Serving & Storage Suggestions
Serve these grilled cheddar and tomato sandwiches immediately while the cheese is still melted and gooey. Cut them in half for easy handling and presentation. They pair perfectly with a side of tomato soup, a simple green salad, or even just a handful of potato chips.
Leftover sandwiches can be stored in an airtight container in the refrigerator for up to 2 days. To reheat, you can use a skillet over medium-low heat, or you can bake them in a preheated oven at 350°F (175°C) for about 5-7 minutes, or until heated through. Microwaving is not recommended, as it can make the bread soggy.
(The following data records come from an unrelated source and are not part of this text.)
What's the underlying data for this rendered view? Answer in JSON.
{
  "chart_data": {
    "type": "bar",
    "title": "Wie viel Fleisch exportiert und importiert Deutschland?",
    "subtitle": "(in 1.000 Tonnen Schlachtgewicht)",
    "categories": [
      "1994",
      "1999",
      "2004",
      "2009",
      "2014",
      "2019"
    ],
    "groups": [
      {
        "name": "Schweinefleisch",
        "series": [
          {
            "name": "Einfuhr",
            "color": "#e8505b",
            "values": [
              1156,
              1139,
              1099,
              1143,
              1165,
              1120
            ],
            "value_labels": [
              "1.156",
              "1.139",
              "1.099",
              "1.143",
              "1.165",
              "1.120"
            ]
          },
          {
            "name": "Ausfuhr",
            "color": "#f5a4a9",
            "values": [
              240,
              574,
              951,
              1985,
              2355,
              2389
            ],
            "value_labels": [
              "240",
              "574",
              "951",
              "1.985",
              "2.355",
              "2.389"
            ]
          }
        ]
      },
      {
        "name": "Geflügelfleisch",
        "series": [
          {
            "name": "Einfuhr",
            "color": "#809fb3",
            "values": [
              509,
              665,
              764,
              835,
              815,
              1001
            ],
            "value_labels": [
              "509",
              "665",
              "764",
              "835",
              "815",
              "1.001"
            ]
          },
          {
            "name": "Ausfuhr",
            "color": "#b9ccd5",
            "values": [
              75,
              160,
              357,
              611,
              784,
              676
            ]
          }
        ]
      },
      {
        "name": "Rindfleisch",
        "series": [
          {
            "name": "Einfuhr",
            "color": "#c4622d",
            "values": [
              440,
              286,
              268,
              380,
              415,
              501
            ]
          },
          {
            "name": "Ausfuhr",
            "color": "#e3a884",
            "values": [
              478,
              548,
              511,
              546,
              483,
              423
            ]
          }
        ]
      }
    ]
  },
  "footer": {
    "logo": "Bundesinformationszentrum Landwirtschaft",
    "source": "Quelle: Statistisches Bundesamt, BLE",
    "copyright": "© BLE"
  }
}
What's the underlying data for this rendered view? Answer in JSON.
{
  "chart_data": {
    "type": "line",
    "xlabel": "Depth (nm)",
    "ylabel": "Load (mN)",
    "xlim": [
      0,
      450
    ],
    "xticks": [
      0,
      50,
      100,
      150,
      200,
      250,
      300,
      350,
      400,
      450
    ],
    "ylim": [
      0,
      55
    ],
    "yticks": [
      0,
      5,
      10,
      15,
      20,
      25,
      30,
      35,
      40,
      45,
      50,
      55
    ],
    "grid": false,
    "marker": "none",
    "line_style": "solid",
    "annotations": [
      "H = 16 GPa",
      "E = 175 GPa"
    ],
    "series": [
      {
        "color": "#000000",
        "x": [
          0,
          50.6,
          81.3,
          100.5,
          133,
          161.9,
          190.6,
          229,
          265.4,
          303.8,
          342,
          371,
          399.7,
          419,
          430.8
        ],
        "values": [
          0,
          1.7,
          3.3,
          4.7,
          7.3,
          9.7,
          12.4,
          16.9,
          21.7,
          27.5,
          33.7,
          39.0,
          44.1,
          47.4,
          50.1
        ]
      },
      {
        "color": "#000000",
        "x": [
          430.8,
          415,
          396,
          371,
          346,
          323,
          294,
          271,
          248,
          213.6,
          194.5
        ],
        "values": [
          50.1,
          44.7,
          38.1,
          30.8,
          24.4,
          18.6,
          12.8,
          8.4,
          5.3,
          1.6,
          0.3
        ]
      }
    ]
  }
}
Freezing is not recommended.
Nutritional Information
| Nutrient | Amount per Serving | % Daily Value |
|---|---|---|
| Calories | 285.8 kcal | N/A |
| Calories from Fat | 89 g | 31% |
| Total Fat | 10 g | 15% |
| Saturated Fat | 4.8 g | 23% |
| Cholesterol | 18 mg | 5% |
| Sodium | 1196 mg | 49% |
| Total Carbohydrate | 34.4 g | 11% |
| Dietary Fiber | 5.8 g | 23% |
| Sugars | 6.1 g | N/A |
| Protein | 17.3 g | 34% |
Variations & Substitutions
- Gluten-Free: Use gluten-free bread to make this sandwich gluten-free.
- Dairy-Free: Substitute the cheddar cheese with a dairy-free cheese alternative. Ensure the butter is also dairy-free.
- Vegan: In addition to the dairy-free substitutions above, use a vegan butter alternative.
- Spicy Kick: Add a pinch of red pepper flakes to the miso spread for a touch of heat.
- Different Cheese: Experiment with different types of cheese, such as Gruyere, Monterey Jack, or provolone.
- Add-ins: Consider adding other vegetables, such as sliced bell peppers or spinach, to the sandwich.
FAQs (Frequently Asked Questions)
Q: Can I use a different type of bread?
A: Yes, you can use any type of firm bread you like. Sourdough, white bread, or even multigrain bread would all work well.
Q: Can I make this sandwich ahead of time?
A: While you can assemble the sandwich ahead of time, it’s best to cook it right before serving to ensure the cheese is melted and the bread is crispy.
Q: Can I use pre-shredded cheese?
A: Yes, you can use pre-shredded cheese, but freshly grated cheese tends to melt more evenly.
Q: What if I don’t have miso?
A: While the miso adds a unique flavor, you can omit it if you don’t have it on hand. The sandwich will still be delicious with just the cheddar, tomato, and basil. You can try substituting with a thin layer of Dijon mustard or a sprinkle of garlic powder.
Q: How do I prevent the bread from burning?
A: Cook the sandwiches over medium-low heat and keep a close eye on them. If the bread starts to brown too quickly, reduce the heat slightly.
Final Thoughts
This Grilled Cheddar and Tomato Sandwich with Miso Spread is a delightful twist on a classic comfort food. The umami-rich miso adds a layer of complexity that elevates the simple ingredients to something truly special. Whether you’re looking for a quick and easy lunch or a satisfying weeknight dinner, this sandwich is sure to hit the spot. Don’t be afraid to experiment with different variations and substitutions to make it your own. I encourage you to try this recipe and share your feedback. Perhaps pair it with a crisp Sauvignon Blanc for a perfect culinary experience. Happy cooking!